Zirkzee Pecah Telur, Menghidupkan Mental Tim
MU kesulitan membangun ritme di babak pertama dan harus kebobolan lewat penalti Crystal Palace. Namun perubahan besar terjadi setelah jeda.
Joshua Zirkzee, yang selama ini dikritik karena paceklik gol, akhirnya mencatatkan namanya di papan skor lewat tembakan voli akurat di menit ke-54.
Gol ini jadi titik balik pertandingan karena:
- mengakhiri puasa gol panjang Zirkzee di Premier League,
- mematahkan tekanan besar yang menumpuk sejak awal musim,
- dan menyuntikkan energi positif ke seluruh skuad MU.
Zirkzee tidak hanya mencetak gol—ia mengubah suasana pertandingan.

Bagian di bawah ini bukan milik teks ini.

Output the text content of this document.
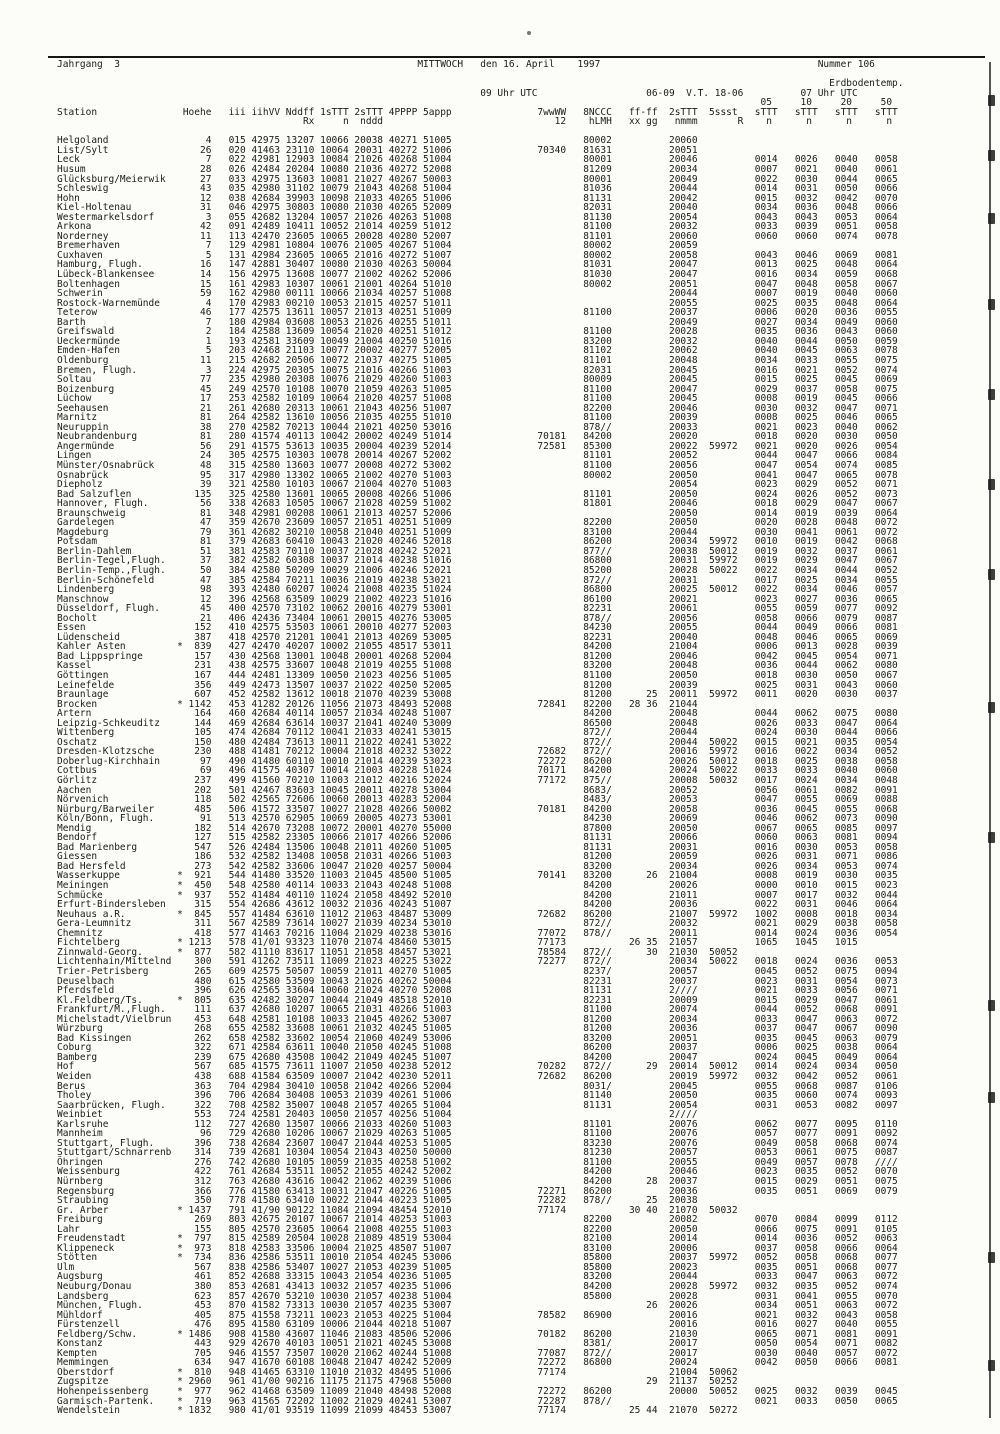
Jahrgang  3                                                    MITTWOCH   den 16. April    1997                                      Nummer 106

Erdbodentemp.
09 Uhr UTC                   06-09  V.T. 18-06          07 Uhr UTC
05     10     20     50
Station               Hoehe   iii iihVV Nddff 1sTTT 2sTTT 4PPPP 5appp               7wwWW   8NCCC   ff-ff  2sTTT  5ssst   sTTT   sTTT   sTTT   sTTT
Rx     n  nddd                              12    hLMH   xx gg   nmmm       R    n      n      n      n

Helgoland                 4   015 42975 13207 10066 20038 40271 51005                       80002          20060
List/Sylt                26   020 41463 23110 10064 20031 40272 51006               70340   81631          20051
Leck                      7   022 42981 12903 10084 21026 40268 51004                       80001          20046          0014   0026   0040   0058
Husum                    28   026 42484 20204 10080 21036 40272 52008                       81209          20034          0007   0021   0040   0061
Glücksburg/Meierwik      27   033 42975 13603 10081 21027 40267 50003                       80001          20049          0022   0030   0044   0065
Schleswig                43   035 42980 31102 10079 21043 40268 51004                       81036          20044          0014   0031   0050   0066
Hohn                     12   038 42684 39903 10098 21033 40265 51006                       81131          20042          0015   0032   0042   0070
Kiel-Holtenau            31   046 42975 30803 10080 21030 40265 52009                       82031          20040          0034   0036   0048   0066
Westermarkelsdorf         3   055 42682 13204 10057 21026 40263 51008                       81130          20054          0043   0043   0053   0064
Arkona                   42   091 42489 10411 10052 21014 40259 51012                       81100          20032          0033   0039   0051   0058
Norderney                11   113 42470 23605 10065 20028 40280 52007                       81101          20060          0060   0060   0074   0078
Bremerhaven               7   129 42981 10804 10076 21005 40267 51004                       80002          20059
Cuxhaven                  5   131 42984 23605 10065 21016 40272 51007                       80002          20058          0043   0046   0069   0081
Hamburg, Flugh.          16   147 42881 30407 10080 21030 40263 50004                       81031          20047          0013   0025   0048   0064
Lübeck-Blankensee        14   156 42975 13608 10077 21002 40262 52006                       81030          20047          0016   0034   0059   0068
Boltenhagen              15   161 42983 10307 10061 21001 40264 51010                       80002          20051          0047   0048   0058   0067
Schwerin                 59   162 42980 00111 10066 21034 40257 51008                                      20044          0007   0019   0040   0060
Rostock-Warnemünde        4   170 42983 00210 10053 21015 40257 51011                                      20055          0025   0035   0048   0064
Teterow                  46   177 42575 13611 10057 21013 40251 51009                       81100          20037          0006   0020   0036   0055
Barth                     7   180 42984 03608 10053 21026 40255 51011                                      20049          0027   0034   0049   0060
Greifswald                2   184 42588 13609 10054 21020 40251 51012                       81100          20028          0035   0036   0043   0060
Ueckermünde               1   193 42581 33609 10049 21004 40250 51016                       83200          20032          0040   0044   0050   0059
Emden-Hafen               5   203 42468 21103 10077 20002 40277 52005                       81102          20062          0040   0045   0063   0078
Oldenburg                11   215 42682 20506 10072 21037 40275 51005                       81101          20048          0034   0033   0055   0075
Bremen, Flugh.            3   224 42975 20305 10075 21016 40266 51003                       82031          20045          0016   0021   0052   0074
Soltau                   77   235 42980 20308 10076 21029 40260 51003                       80009          20045          0015   0025   0045   0069
Boizenburg               45   249 42570 10108 10070 21059 40263 51005                       81100          20047          0029   0037   0058   0075
Lüchow                   17   253 42582 10109 10064 21020 40257 51008                       81100          20045          0008   0019   0045   0066
Seehausen                21   261 42680 20313 10061 21043 40256 51007                       82200          20046          0030   0032   0047   0071
Marnitz                  81   264 42582 13610 10056 21035 40255 51010                       81100          20039          0008   0025   0046   0065
Neuruppin                38   270 42582 70213 10044 21021 40250 53016                       878//          20033          0021   0023   0040   0062
Neubrandenburg           81   280 41574 40113 10042 20002 40249 51014               70181   84200          20020          0018   0020   0030   0050
Angermünde               56   291 41575 53613 10035 20004 40239 52014               72581   85300          20022  59972   0021   0020   0026   0054
Lingen                   24   305 42575 10303 10078 20014 40267 52002                       81101          20052          0044   0047   0066   0084
Münster/Osnabrück        48   315 42580 13603 10077 20008 40272 53002                       81100          20056          0047   0054   0074   0085
Osnabrück                95   317 42980 13302 10065 21002 40270 51003                       80002          20050          0041   0047   0065   0078
Diepholz                 39   321 42580 10103 10067 21004 40270 51003                                      20054          0023   0029   0052   0071
Bad Salzuflen           135   325 42580 13601 10065 20008 40266 51006                       81101          20050          0024   0026   0052   0073
Hannover, Flugh.         56   338 42683 10505 10067 21028 40259 51002                       81801          20046          0018   0029   0047   0067
Braunschweig             81   348 42981 00208 10061 21013 40257 52006                                      20050          0014   0019   0039   0064
Gardelegen               47   359 42670 23609 10057 21051 40251 51009                       82200          20050          0020   0028   0048   0072
Magdeburg                79   361 42682 30210 10058 21040 40251 51009                       83100          20044          0030   0041   0061   0072
Potsdam                  81   379 42683 60410 10043 21020 40246 52018                       86200          20034  59972   0010   0019   0042   0068
Berlin-Dahlem            51   381 42583 70110 10037 21028 40242 52021                       877//          20038  50012   0019   0032   0037   0061
Berlin-Tegel,Flugh.      37   382 42582 60308 10037 21014 40238 51016                       86800          20031  59972   0019   0029   0047   0067
Berlin-Temp.,Flugh.      50   384 42580 50209 10029 21006 40246 52021                       85200          20028  50022   0022   0034   0044   0052
Berlin-Schönefeld        47   385 42584 70211 10036 21019 40238 53021                       872//          20031          0017   0025   0034   0055
Lindenberg               98   393 42480 60207 10024 21008 40235 51024                       86800          20025  50012   0022   0034   0046   0057
Manschnow                12   396 42568 63509 10029 21002 40223 51016                       86100          20021          0023   0027   0036   0065
Düsseldorf, Flugh.       45   400 42570 73102 10062 20016 40279 53001                       82231          20061          0055   0059   0077   0092
Bocholt                  21   406 42436 73404 10061 20015 40276 53005                       878//          20056          0058   0066   0079   0087
Essen                   152   410 42575 53503 10061 20010 40277 52003                       84230          20055          0044   0049   0066   0081
Lüdenscheid             387   418 42570 21201 10041 21013 40269 53005                       82231          20040          0048   0046   0065   0069
Kahler Asten         *  839   427 42470 40207 10002 21055 48517 53011                       84200          21004          0006   0013   0028   0039
Bad Lippspringe         157   430 42568 13001 10048 20001 40268 52004                       81200          20046          0042   0045   0054   0071
Kassel                  231   438 42575 33607 10048 21019 40255 51008                       83200          20048          0036   0044   0062   0080
Göttingen               167   444 42481 13309 10050 21023 40256 51005                       81100          20050          0018   0030   0050   0067
Leinefelde              356   449 42473 13507 10037 21022 40250 52005                       81200          20039          0025   0031   0043   0060
Braunlage               607   452 42582 13612 10018 21070 40239 53008                       81200      25  20011  59972   0011   0020   0030   0037
Brocken              * 1142   453 41282 20126 11056 21073 48493 52008               72841   82200   28 36  21044
Artern                  164   460 42684 40114 10057 21034 40248 51007                       84200          20048          0044   0062   0075   0080
Leipzig-Schkeuditz      144   469 42684 63614 10037 21041 40240 53009                       86500          20048          0026   0033   0047   0064
Wittenberg              105   474 42684 70112 10041 21033 40241 53015                       872//          20044          0024   0030   0044   0066
Oschatz                 150   480 42484 73613 10011 21022 40241 53022                       872//          20044  50022   0015   0021   0035   0054
Dresden-Klotzsche       230   488 41481 70212 10004 21018 40232 53022               72682   872//          20016  59972   0016   0022   0034   0052
Doberlug-Kirchhain       97   490 41480 60110 10010 21014 40239 53023               72272   86200          20026  50012   0018   0025   0038   0058
Cottbus                  69   496 41575 40307 10014 21003 40228 51024               70171   84200          20024  50022   0033   0033   0040   0060
Görlitz                 237   499 41560 70210 11003 21012 40216 52024               77172   875//          20008  50032   0017   0024   0034   0048
Aachen                  202   501 42467 83603 10045 20011 40278 53004                       8683/          20052          0056   0061   0082   0091
Nörvenich               118   502 42565 72606 10060 20013 40283 52004                       8483/          20053          0047   0055   0069   0088
Nürburg/Barweiler       485   506 41572 33507 10027 21028 40266 50002               70181   84200          20058          0036   0045   0055   0068
Köln/Bonn, Flugh.        91   513 42570 62905 10069 20005 40273 53001                       84230          20069          0046   0062   0073   0090
Mendig                  182   514 42670 73208 10072 20001 40270 55000                       87800          20050          0067   0065   0085   0097
Bendorf                 127   515 42582 23305 10066 21017 40266 52006                       81131          20066          0060   0063   0081   0094
Bad Marienberg          547   526 42484 13506 10048 21011 40260 51005                       81131          20031          0016   0030   0053   0058
Giessen                 186   532 42582 13408 10058 21031 40266 51003                       81200          20059          0026   0031   0071   0086
Bad Hersfeld            273   542 42582 33606 10047 21020 40257 50004                       83200          20034          0026   0034   0053   0074
Wasserkuppe          *  921   544 41480 33520 11003 21045 48500 51005               70141   83200      26  21004          0008   0019   0030   0035
Meiningen            *  450   548 42580 40114 10033 21043 40248 51008                       84200          20026          0000   0010   0015   0023
Schmücke             *  937   552 41484 40110 11024 21058 48492 52010                       84200          21011          0007   0017   0032   0044
Erfurt-Bindersleben     315   554 42686 43612 10032 21036 40243 51007                       84200          20036          0022   0031   0046   0064
Neuhaus a.R.         *  845   557 41484 63610 11012 21063 48487 53009               72682   86200          21007  59972   1002   0008   0018   0034
Gera-Leumnitz           311   567 42589 73614 10027 21039 40234 53010                       872//          20032          0021   0029   0038   0058
Chemnitz                418   577 41463 70216 11004 21029 40238 53016               77072   878//          20011          0014   0024   0036   0054
Fichtelberg          * 1213   578 41/01 93323 11070 21074 48460 53015               77173           26 35  21057          1065   1045   1015
Zinnwald-Georg.      *  877   582 41110 83617 11051 21058 48457 53021               78584   872//      30  21030  50052
Lichtenhain/Mittelnd    300   591 41262 73511 11009 21023 40225 53022               72277   872//          20034  50022   0018   0024   0036   0053
Trier-Petrisberg        265   609 42575 50507 10059 21011 40270 51005                       8237/          20057          0045   0052   0075   0094
Deuselbach              480   615 42580 53509 10043 21026 40262 50004                       82231          20037          0023   0031   0054   0073
Pferdsfeld              396   626 42565 33604 10060 21024 40270 52008                       81131          2////          0021   0033   0056   0071
Kl.Feldberg/Ts.      *  805   635 42482 30207 10044 21049 48518 52010                       82231          20009          0015   0029   0047   0061
Frankfurt/M.,Flugh.     111   637 42680 10207 10065 21031 40266 51003                       81100          20074          0044   0052   0068   0091
Michelstadt/Vielbrun    453   648 42581 10108 10033 21045 40262 53007                       81200          20034          0033   0047   0063   0072
Würzburg                268   655 42582 33608 10061 21032 40245 51005                       81200          20036          0037   0047   0067   0090
Bad Kissingen           262   658 42582 33602 10054 21060 40249 53006                       83200          20051          0035   0045   0063   0079
Coburg                  322   671 42584 63611 10040 21050 40245 51008                       86200          20037          0006   0025   0038   0064
Bamberg                 239   675 42680 43508 10042 21049 40245 51007                       84200          20047          0024   0045   0049   0064
Hof                     567   685 41575 73611 11007 21050 40238 52012               70282   872//      29  20014  50012   0014   0024   0034   0050
Weiden                  438   688 41584 63509 10007 21042 40230 52011               72682   86200          20019  59972   0032   0042   0052   0061
Berus                   363   704 42984 30410 10058 21042 40266 52004                       8031/          20045          0055   0068   0087   0106
Tholey                  396   706 42684 30408 10053 21039 40261 51006                       81140          20050          0035   0060   0074   0093
Saarbrücken, Flugh.     322   708 42582 35007 10048 21057 40265 51004                       81131          20054          0031   0053   0082   0097
Weinbiet                553   724 42581 20403 10050 21057 40256 51004                                      2////
Karlsruhe               112   727 42680 13507 10066 21033 40260 51003                       81101          20076          0062   0077   0095   0110
Mannheim                 96   729 42680 10206 10067 21029 40263 51005                       81100          20076          0057   0077   0091   0092
Stuttgart, Flugh.       396   738 42684 23607 10047 21044 40253 51005                       83230          20076          0049   0058   0068   0074
Stuttgart/Schnarrenb    314   739 42681 10304 10054 21043 40250 50000                       81230          20057          0053   0061   0075   0087
Öhringen                276   742 42680 10105 10059 21035 40258 51002                       81100          20055          0049   0057   0078   ////
Weissenburg             422   761 42684 53511 10052 21055 40242 52002                       84200          20046          0023   0035   0052   0070
Nürnberg                312   763 42680 43616 10042 21062 40239 51006                       84200      28  20037          0015   0029   0051   0075
Regensburg              366   776 41580 63413 10031 21047 40226 51005               72271   86200          20036          0035   0051   0069   0079
Straubing               350   778 41580 63410 10022 21044 40223 51005               72282   878//      25  20038
Gr. Arber            * 1437   791 41/90 90122 11084 21094 48454 52010               77174           30 40  21070  50032
Freiburg                269   803 42675 20107 10067 21014 40253 51003                       82200          20082          0070   0084   0099   0112
Lahr                    155   805 42570 23605 10064 21008 40255 51003                       82200          20050          0066   0075   0091   0105
Freudenstadt         *  797   815 42589 20504 10028 21089 48519 53004                       82100          20014          0014   0036   0052   0063
Klippeneck           *  973   818 42583 33506 10004 21025 48507 51007                       83100          20006          0037   0058   0066   0064
Stötten              *  734   836 42586 53511 10010 21054 40245 53006                       85800          20037  59972   0052   0058   0068   0077
Ulm                     567   838 42586 53407 10027 21053 40239 51005                       85800          20023          0035   0051   0068   0077
Augsburg                461   852 42688 33315 10043 21054 40236 51005                       83200          20044          0033   0047   0063   0072
Neuburg/Donau           380   853 42681 43413 10032 21057 40235 51006                       84200          20028  59972   0032   0035   0052   0074
Landsberg               623   857 42670 53210 10030 21057 40238 51004                       85800          20028          0031   0041   0055   0070
München, Flugh.         453   870 41582 73313 10030 21057 40235 53007                                  26  20026          0034   0051   0063   0072
Mühldorf                405   875 41558 73211 10023 21053 40225 51004               78582   86900          20016          0021   0032   0043   0058
Fürstenzell             476   895 41580 63109 10006 21044 40218 51007                                      20016          0016   0027   0040   0055
Feldberg/Schw.       * 1486   908 41580 43607 11046 21083 48506 52006               70182   86200          21030          0065   0071   0081   0091
Konstanz                443   929 42670 40103 10051 21021 40245 53008                       8381/          20017          0050   0054   0071   0082
Kempten                 705   946 41557 73507 10020 21062 40244 51008               77087   872//          20017          0030   0040   0057   0072
Memmingen               634   947 41670 60108 10048 21047 40242 52009               72272   86800          20024          0042   0050   0066   0081
Oberstdorf           *  810   948 41465 63310 11010 21032 48495 51006               77174                  21004  50062
Zugspitze            * 2960   961 41/00 90216 11175 21175 47968 55000                                  29  21137  50252
Hohenpeissenberg     *  977   962 41468 63509 11009 21040 48498 52008               72272   86200          20000  50052   0025   0032   0039   0045
Garmisch-Partenk.    *  719   963 41565 72202 11002 21029 40241 53007               72287   878//                         0021   0033   0050   0065
Wendelstein          * 1832   980 41/01 93519 11099 21099 48453 53007               77174           25 44  21070  50272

Zirkzee dan Mount Muncul sebagai Penentu, Saat MU Paling Membutuhkan
Tak lama setelah gol Zirkzee, momen klimaks datang.
Mason Mount, yang sepanjang musim bergelut dengan cedera dan performa naik-turun, melepaskan tembakan jarak jauh yang menghujam gawang Palace di menit ke-63.
Gol kemenangan itu terasa seperti deklarasi: Mount masih punya kualitas top-level.
Dengan satu tendangan, ia mengubah narasi musimnya dari “pemain yang hilang” menjadi “pahlawan tak terduga.”
Fakta menariknya:
- Ini salah satu penampilan terbaik Mount sejak kembali dari cedera.
- Golnya mematahkan rekor 12 laga kandang tak terkalahkan Crystal Palace di Premier League.
- Mount menerima pujian besar dari rekan setim, termasuk Bruno Fernandes, yang menyebutnya “pemain yang selalu ada di momen besar.”